Once you have a String representing a line of test, you will have to use a StringTokenizer to extract the individual words. A StringTokenizer functions exactly like an Iterator, except it is used specifically to iterate through words of a string, separated by a delimeter. In a normal piece of text, the delimeter will usually be a " ". In other cases, your input file may be formatted as a series of words separated by semicolons, in which case you would use a ";" for your delimiter. Much like an Iterator, a StringTokenizer has a hasMoreTokens() method, and a nextToken() method. Each call to nextToken() returns the next word in the String. There is also a countTokens() method which returns how many more times the nextToken() method can be called before it generates an exception.

So, to read in and parse your input file on the test, you'll have something like this...

Iterator allLines = ExamIO.readFile("Enter a file name");

while(allLines.hasNext())
{
   StringTokenizer st = new StringTokenizer(allLines.next(), ";");
   
   while(st.hasMoreTokens())
   {
      String word = st.nextToken();

      // Process word
   }
}

The Set Interface and the HashSet Class

One of the new data structures you'll need for the exam is the Set. The Set is a subInterface of the Collections interface, which also includes Lists and Maps.A Set is very similar to a list, except for a few minor details. First, a Set cannot contain duplicate items. If you add an element to a set that is already in that set, the set will still only contain the element once. With sets, we are only concerned with issues of membership. Either an object is a member of a set or it isn't.

Much like a List, you have methods such as add, remove, isEmpty, and contains. These all function pretty much like a list, except that as mentioned above, a Set does not contain duplicate elements. There are also addAll, removeAll, and containsAll methods, which work similar to their singular counterparts, except that they take in other Collections as arguements. In this way, you can add multiple objects to your Set at once. Note that you can use any type of Collection for this method, including Lists, Sets, and Maps.

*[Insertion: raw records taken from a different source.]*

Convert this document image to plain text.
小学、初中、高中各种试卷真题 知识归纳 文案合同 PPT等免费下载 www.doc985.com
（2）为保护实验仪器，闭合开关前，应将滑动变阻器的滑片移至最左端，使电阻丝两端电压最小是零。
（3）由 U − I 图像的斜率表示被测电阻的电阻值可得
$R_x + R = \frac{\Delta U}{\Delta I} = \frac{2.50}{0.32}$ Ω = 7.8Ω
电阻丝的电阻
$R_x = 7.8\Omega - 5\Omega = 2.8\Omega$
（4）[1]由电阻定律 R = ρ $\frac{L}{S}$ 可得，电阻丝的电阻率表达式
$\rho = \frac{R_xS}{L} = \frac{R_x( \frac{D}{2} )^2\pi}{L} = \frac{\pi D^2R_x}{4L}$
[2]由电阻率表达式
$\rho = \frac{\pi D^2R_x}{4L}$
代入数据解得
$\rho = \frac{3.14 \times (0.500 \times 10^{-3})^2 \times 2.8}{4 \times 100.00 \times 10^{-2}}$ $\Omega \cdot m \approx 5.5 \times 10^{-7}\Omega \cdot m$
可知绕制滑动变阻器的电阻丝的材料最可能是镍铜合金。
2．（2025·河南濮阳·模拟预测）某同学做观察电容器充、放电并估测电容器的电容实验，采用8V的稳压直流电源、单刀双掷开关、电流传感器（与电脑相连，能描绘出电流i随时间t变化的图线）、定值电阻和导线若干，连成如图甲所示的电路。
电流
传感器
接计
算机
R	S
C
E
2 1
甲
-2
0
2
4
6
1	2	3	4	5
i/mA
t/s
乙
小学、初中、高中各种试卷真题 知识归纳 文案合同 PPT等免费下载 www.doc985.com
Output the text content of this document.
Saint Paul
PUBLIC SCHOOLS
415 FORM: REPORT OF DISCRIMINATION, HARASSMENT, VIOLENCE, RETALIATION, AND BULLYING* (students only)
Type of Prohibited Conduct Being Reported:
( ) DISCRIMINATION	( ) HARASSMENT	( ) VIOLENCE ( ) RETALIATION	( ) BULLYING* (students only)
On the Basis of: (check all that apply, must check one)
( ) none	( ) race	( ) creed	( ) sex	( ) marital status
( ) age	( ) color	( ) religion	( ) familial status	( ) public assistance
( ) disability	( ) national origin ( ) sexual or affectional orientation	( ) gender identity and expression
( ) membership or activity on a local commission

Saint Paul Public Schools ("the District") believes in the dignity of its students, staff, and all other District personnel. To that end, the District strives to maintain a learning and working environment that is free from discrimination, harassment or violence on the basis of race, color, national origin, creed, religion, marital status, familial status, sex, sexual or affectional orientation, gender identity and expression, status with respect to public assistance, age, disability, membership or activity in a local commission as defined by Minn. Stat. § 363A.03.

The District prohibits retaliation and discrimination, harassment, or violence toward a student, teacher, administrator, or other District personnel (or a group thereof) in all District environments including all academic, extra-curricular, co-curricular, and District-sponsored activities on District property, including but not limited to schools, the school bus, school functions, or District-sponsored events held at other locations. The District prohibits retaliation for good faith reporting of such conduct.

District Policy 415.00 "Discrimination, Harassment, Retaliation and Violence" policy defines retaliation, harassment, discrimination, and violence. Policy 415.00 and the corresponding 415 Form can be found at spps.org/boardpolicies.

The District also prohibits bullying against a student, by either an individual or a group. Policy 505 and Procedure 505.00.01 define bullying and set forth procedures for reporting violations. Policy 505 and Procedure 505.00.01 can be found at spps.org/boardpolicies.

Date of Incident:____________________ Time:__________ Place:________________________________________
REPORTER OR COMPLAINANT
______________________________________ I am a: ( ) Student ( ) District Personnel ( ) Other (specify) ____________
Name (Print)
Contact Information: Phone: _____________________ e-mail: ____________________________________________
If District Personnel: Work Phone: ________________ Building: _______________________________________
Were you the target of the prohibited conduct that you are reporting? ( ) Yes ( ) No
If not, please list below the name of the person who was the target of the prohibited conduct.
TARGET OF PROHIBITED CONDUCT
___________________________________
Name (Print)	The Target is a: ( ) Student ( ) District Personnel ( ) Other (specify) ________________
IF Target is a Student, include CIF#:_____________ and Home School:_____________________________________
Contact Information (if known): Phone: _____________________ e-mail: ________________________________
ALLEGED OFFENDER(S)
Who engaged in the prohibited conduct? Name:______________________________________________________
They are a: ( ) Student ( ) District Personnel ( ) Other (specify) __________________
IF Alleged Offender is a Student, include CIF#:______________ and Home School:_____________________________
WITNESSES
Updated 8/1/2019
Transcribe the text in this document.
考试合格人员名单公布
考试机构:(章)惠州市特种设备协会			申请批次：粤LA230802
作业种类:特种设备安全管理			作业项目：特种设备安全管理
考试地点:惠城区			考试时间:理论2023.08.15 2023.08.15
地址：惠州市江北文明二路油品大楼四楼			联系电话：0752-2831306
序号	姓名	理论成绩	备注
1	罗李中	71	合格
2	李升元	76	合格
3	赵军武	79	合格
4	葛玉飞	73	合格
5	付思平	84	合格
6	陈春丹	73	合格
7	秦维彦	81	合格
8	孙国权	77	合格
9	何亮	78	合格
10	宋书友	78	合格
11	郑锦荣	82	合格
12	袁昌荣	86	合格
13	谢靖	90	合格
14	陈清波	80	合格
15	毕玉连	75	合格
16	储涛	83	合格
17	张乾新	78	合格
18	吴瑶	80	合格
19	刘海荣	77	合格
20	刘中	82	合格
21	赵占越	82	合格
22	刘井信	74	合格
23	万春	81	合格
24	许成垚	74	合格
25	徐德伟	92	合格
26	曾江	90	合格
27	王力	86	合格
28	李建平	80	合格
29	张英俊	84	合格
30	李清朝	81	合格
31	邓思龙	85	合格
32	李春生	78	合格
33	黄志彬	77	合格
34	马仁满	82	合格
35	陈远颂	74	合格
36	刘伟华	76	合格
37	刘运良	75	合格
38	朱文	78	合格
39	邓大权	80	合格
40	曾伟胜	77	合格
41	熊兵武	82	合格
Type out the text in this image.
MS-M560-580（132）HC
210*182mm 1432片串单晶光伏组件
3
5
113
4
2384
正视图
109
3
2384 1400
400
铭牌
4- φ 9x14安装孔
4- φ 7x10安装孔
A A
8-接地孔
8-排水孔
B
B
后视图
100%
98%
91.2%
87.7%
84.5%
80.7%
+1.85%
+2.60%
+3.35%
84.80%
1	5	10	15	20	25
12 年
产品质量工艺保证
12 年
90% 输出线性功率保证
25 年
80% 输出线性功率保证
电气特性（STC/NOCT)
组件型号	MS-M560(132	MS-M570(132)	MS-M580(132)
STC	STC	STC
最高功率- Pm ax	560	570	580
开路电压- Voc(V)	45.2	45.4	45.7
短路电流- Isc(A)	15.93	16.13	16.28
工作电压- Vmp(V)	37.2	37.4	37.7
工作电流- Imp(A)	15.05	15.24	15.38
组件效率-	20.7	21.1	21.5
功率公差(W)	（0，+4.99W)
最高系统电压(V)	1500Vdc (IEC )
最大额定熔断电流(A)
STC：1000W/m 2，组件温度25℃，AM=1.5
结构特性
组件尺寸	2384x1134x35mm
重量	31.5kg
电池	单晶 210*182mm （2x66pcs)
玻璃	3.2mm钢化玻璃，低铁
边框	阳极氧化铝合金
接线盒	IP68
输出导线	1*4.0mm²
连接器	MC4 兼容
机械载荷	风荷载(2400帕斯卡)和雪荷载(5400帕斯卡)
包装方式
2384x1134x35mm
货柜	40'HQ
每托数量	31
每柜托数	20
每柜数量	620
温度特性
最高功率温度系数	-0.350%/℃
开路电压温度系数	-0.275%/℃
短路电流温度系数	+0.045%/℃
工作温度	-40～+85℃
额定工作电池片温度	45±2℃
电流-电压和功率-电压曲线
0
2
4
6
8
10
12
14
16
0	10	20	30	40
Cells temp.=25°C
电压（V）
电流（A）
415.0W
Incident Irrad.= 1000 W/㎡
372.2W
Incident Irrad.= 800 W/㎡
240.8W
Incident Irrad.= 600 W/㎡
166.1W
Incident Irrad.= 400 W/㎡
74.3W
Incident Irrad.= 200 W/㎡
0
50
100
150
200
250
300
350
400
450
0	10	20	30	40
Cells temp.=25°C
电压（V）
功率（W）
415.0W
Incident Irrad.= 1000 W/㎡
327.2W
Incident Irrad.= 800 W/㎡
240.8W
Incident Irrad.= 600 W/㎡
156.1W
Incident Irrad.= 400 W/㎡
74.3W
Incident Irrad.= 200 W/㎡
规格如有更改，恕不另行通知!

Also, you should note that by defintion, a Set has no particular ordering to it. Because of this, you cannot sort a Set directly. You must add the elements to another data structure, like a List, and then sort that if you need them in order. Be careful, there is a special type of set called a TreeSet, where the elements will appear in order, simply because they happen to be stored in a binary tree. However, you are NOT allowed to use TreeSets on the exam. If you use a TreeSet, you will recieve a 0. What you will be using is a HashSet. The HashSet is built around a HashTable, which we studied earlier in the semester. This means it has constant time add, remove, and contains methods, but the elements are stored in a more or less random order. So keep in mind that when you create an Iterator for a HashSet, you will get the elements in no particular order.

The Map Interface and the HashMap Class

The other new Data Structure you will be using is the Map. Often, when storing Data, it is convienient to store them as key-value pairs, where the elements are identified and (sometimes) sorted by their keys, but the majority of the data will be contained in the value. Some examples of this might be storing your Student information based on your Social Security Number. Your SSN is the key, and your full student record is the value. Another common example is a dictionary. You look up the word based on its spelling, and then are given a definition. Here, the key is the actual word, and the value is its definition.

Data is inserted into a Map via the put(Object key, Object value) method. This will insert that key value pair into the Map. Now, we can do a lookup in the Map by just searching for the key by using the get(Object key) method. This will return the associated value. You can also remove based on key. Much like a set, a Map can not contain duplicate Keys. Also, each Key can only map to one Value. Again, like the Set, you cannot assume that the key-value pairs are stored in any particular order. There is a TreeMap class, where the elements will be sorted, but again, you CANNOT use this class. You MUST use the HashMap class, which uses a Hash Table to look up the keys. Note that there are two different contains methods. One is containsKey(Object key), and one is containsValue(Object value). Since objects are stored based on key, containsKey can be done in constant time. However, containsValue must do a brute force search of the entire HashTable to locate a particular value.